Le média célèbre les atouts emblématiques de la France : ses destinations et leur identité forte, son art de vivre, son patrimoine et sa culture, les événements qui la font vibrer et les talents qui l’animent.
Bienvenue sur la planète France !

Waouh, vite cliquons pour aller voir !

Un site qui inspire ? Au vu des réactions de beaucoup de gestionnaires de destination sur les réseaux sociaux, il semble plutôt que le site inspire… des soupirs !

La première page laisse un peu perplexe avec le choix surprenant de promouvoir le surf en hiver sur la côte basque. Faut étonner, soit !
Par contre l’affichage en date du 21 septembre sous le titre “Maintenant en France” paraît pour le moins anachronique…

Globalement, cette page d’accueil sensée séduire pour inciter à s’aventurer dans le site, semble particulièrement froide et peu engageante. Bien sûr, comme le dit si bien Philippe Néricault Destouches “La critique est aisée, et l’art est difficile”. Par curiosité, je suis allé papillonner pour découvrir un peu au hasard d’autres destinations-nations. J’ai sélectionné arbitrairement 15 sites présentés dans cette galerie. 

On peut distinguer deux familles, même si les sites sont souvent un peu tout à la fois :

  • les sites informationnels et il faut le dire un peu désuets comme la Thaïlande, l’Italie, l’Espagne ;
  • les sites dits inspirationnels et/ou expérientiels, comme le Maroc, l’Autriche, la Suède, l’Australie, l’Afrique du sud, … ;

France.fr se veut “inspirant”. Pourtant sa première page l’est peu en comparaison de la plupart des sites analogues.
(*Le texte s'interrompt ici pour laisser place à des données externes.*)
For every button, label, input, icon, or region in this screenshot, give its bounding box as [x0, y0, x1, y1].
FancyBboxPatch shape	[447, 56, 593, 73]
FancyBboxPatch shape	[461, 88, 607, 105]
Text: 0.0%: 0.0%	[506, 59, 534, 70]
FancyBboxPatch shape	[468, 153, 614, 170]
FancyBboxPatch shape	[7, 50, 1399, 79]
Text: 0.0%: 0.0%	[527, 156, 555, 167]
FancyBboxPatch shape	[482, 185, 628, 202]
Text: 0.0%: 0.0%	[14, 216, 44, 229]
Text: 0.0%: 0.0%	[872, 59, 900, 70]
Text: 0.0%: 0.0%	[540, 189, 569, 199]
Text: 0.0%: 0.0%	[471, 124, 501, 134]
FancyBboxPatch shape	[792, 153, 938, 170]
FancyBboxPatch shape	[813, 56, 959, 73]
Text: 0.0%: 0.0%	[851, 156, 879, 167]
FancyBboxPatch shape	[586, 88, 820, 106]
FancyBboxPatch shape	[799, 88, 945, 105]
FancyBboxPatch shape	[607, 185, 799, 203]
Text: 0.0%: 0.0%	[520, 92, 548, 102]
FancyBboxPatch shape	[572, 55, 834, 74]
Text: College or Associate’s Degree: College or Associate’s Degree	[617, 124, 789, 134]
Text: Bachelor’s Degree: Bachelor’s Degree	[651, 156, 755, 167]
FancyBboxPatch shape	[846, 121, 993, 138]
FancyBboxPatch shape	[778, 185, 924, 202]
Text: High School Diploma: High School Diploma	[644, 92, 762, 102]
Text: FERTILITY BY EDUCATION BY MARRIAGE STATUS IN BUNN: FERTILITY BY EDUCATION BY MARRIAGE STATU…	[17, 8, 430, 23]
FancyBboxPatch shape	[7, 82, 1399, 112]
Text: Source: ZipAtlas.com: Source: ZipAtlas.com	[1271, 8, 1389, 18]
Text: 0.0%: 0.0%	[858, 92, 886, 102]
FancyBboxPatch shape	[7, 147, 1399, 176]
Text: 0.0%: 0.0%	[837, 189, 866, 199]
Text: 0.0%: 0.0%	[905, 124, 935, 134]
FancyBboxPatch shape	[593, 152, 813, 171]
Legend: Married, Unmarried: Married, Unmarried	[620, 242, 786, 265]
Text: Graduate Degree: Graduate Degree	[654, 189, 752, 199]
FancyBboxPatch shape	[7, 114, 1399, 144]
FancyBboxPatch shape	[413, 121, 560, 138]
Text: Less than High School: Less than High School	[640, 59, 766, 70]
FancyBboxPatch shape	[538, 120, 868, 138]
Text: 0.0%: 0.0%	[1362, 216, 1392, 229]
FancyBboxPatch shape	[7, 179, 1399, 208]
Sans doute faudrait-il s’interroger sur le concept même d’inspiration. 

Mais ce qui pose davantage question, réside dans le traitement des destinations régionales.
On y accède facilement avec 2 propositions :

  • une cartographie très minimaliste, franchement très loin de la qualité de traitement de la Chine, ou de l’Australie par exemple ;
  • un jeu de 31 pavés représentant 31 destinations.

Les 31 “destinations” sont sans doute les marques régionales retenues en 2015 pour promouvoir la France à l’international et qui ont bénéficié pour la plupart de contrats de destinations. On y trouve :

  • des grandes villes comme Bordeaux et Lyon, mais pas Nantes ou Lille ;
  • des régions-destinations comme la Corse, la Bretagne ou l’Alsace, mais pas l’Aquitaine, la Lorraine ;
  • des massifs comme le Jura, les Alpes ou les Vosges, mais pas les Pyrénées ;
  • des fleuves ou rivières comme la Loire ou la Dordogne, mais pas la Seine ou la Somme ou le Rhône…

… et surtout il reste pas mal de trous dans la raquette, c’est-à-dire des zones blanches comme la Franche-Comté, la Lorraine, le Poitou, les Charentes, le Berry, etc.

À quelques détails près (toujours discutables et sans doute discutés), ces “marques” permettent d’identifier la diversité paysagère, culturelle et touristique de la France. Mais l’on sait que “le diable se cache dans les détails”, et c’est dans la découverte de ces “régions” que le bât blesse.

Un exemple vraiment au hasard (si, si !), l’Alsace !
On y découvre qu’il faut absolument aller voir Metz et Nancy ! 

Là franchement, c’est de la désinformation ! 
De plus le contenu éditorial s’avère encore pauvre et le calendrier n’affiche qu’une manifestation pour l’année 2018 ! Triste visage pour la plus belle région, sans chauvinisme aucun naturellement ! Chacun ira bien sûr “contrôler” sa destination…

Des partenariats sont en cours de finalisation avec les régions pour alimenter l’équipe éditoriale de France.fr. De même, un engagement clair d’Atout France pour puiser les infos régionales validées et qualifiées dans DATAtourisme semble déterminant pour l’avenir. Dès lors, gageons que ces défauts disparaîtront rapidement…

Ce site portail concentre la plupart des problématiques des sites de destinations. J’en ai évoqué seulement quelques unes et mon petit doigt me dit qu’un autre blogueur se fera un plaisir de poursuivre l’analyse à la lumière de vos réactions.